In 1974, Grote was batting .287 with four home runs and 27 RBIs when he earned his second All-Star selection. Injuries began to take their toll and he split catching duties with Duffy Dyer. Grote rebounded in 1975, posting a career-high .295 batting average in 119 games and led all National League catchers with a .995 fielding percentage. At Veterans Stadium on July 4, 1975, Grote stepped in as a pinch hitter against longtime teammate Tug McGraw, who had been traded to the Philadelphia Phillies during the off-season. With the Mets down 3–2, Grote connected for a game-winning two-run home run.

===Los Angeles Dodgers and Kansas City Royals===
In August 1977, the Mets traded Grote to the Los Angeles Dodgers for two players to be named later. Shortly after joining the Dodgers, Grote struck out in his only career at-bat against former battery-mate Tom Seaver, who was now with the Reds. During his two seasons with the Dodgers, he played part-time as a backup to Steve Yeager and appeared in two World Series against the New York Yankees. He retired from professional baseball after the 1978 season.

In 1981, the Kansas City Royals, who were experiencing a shortage of catchers, lured Grote out of retirement. On June 3, at the age of 38, Grote went 3-for-4 with a grand slam, a double, and a stolen base, driving in a team-record seven runs. He recorded 17 hits in 56 at bats (.304) in 22 games for the Royals before they placed him on release waivers on September 1. He signed with the Dodgers and appeared in one game for them before the end of the season. Grote retired again after the 1981 season.

==Career statistics==
In a 16-year major league career, Grote played in 1,421 games, accumulating 1,092 hits in 4,339 at bats for a .252 career batting average along with 39 home runs and 404 RBIs. He ended his career with a .991 fielding percentage, which at the time of his retirement was eighth highest all-time among catchers. On April 22, 1970, Grote set a major league record with 20 putouts in a game when Tom Seaver threw 19 strikeouts against the San Diego Padres. He is the Mets all-time leader in games played as a catcher (1,176). Grote caught 116 shutouts in his career, ranking him 15th all-time among catchers.

Grote called the pitches for some of the most outstanding pitchers of his era, including Tom Seaver, Jerry Koosman, Tug McGraw, Nolan Ryan, Tommy John, Don Sutton, and Dan Quisenberry. He possessed a strong and accurate throwing arm against opposing baserunners. Hall of Fame inductee Lou Brock found Grote to be one of the most difficult catchers on which to attempt a stolen base, and though Hall of Fame catcher Johnny Bench was the perennial Gold Glove winner during their careers in the National League together, Bench once said of Grote, "If Grote and I were on the same team, I would be playing third base."

==Post retirement and honors==
After his playing career had ended, Grote went into business selling meat, but the business closed. In September 1983, he was indicted by a grand jury for hindering a secured creditor when he sold cattle that did not officially belong to him. The charges were dropped in May 1984.

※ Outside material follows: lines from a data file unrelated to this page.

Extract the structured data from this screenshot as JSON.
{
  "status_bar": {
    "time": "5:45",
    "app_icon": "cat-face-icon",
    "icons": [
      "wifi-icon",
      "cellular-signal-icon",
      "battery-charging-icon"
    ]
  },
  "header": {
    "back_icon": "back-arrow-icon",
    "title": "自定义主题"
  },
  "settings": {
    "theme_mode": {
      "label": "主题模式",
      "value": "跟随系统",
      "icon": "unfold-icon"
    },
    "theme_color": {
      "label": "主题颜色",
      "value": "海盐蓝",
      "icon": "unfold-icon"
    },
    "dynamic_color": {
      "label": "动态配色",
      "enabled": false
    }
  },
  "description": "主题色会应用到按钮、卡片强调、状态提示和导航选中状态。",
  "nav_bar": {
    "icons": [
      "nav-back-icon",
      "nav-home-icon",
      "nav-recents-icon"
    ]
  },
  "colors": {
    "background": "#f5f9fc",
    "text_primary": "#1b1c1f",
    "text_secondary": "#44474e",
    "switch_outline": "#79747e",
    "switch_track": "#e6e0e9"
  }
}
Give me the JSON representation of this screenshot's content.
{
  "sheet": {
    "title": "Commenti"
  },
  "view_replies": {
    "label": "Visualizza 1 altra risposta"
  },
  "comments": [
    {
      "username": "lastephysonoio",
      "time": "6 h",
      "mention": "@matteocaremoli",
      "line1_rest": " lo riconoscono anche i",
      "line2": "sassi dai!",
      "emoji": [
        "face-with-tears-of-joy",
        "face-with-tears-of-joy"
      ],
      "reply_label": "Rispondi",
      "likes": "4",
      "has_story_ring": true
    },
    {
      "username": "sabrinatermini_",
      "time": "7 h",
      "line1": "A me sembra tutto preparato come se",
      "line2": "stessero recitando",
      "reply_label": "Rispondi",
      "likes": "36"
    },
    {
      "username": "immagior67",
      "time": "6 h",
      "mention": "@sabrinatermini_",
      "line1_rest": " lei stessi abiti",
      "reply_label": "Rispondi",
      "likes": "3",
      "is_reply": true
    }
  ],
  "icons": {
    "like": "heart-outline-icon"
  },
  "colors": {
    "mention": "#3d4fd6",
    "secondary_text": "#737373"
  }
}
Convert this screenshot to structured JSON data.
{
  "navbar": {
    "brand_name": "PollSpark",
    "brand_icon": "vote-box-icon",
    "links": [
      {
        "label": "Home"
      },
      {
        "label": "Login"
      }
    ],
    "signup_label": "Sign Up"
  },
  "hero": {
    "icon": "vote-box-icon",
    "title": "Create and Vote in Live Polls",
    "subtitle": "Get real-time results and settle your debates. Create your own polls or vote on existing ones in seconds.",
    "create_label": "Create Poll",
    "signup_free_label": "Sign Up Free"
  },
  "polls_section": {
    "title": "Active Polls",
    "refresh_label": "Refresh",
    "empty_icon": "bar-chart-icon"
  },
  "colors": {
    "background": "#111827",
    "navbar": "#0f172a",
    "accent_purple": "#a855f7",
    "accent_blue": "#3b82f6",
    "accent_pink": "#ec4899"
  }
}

Grote spent 1985 as manager of the Lakeland Tigers and the Birmingham Barons. In 1989, he played for the St. Lucie Legends in the Senior Professional Baseball Association. He was inducted into the Texas Baseball Hall of Fame in 1991, and the New York Mets Hall of Fame in 1992. In 1998, he was inducted into the San Antonio Sports Hall of Fame. On October 8, 2011, Grote was inducted into the Trinity University Athletic Hall of Fame.

Grote appeared as a Mystery Guest on the television game show What's My Line?. Grote and some of his teammates with the 1969 Mets appeared on an episode of Everybody Loves Raymond in 1999.

In 2010 and 2011, Grote was color commentator with Mike Capps on the Round Rock Express radio home broadcasts.

==Personal life==
Grote and his first wife, Sharon, divorced in 1980. He married his second wife, Toni, in May 1982 and they divorced in July 1983. He had three children with his first wife – Sandy, Jeff, and Jennifer.

On April 7, 2024, Grote died from respiratory failure at the Texas Cardiac Arrhythmia Institute in Austin, Texas. He was 81.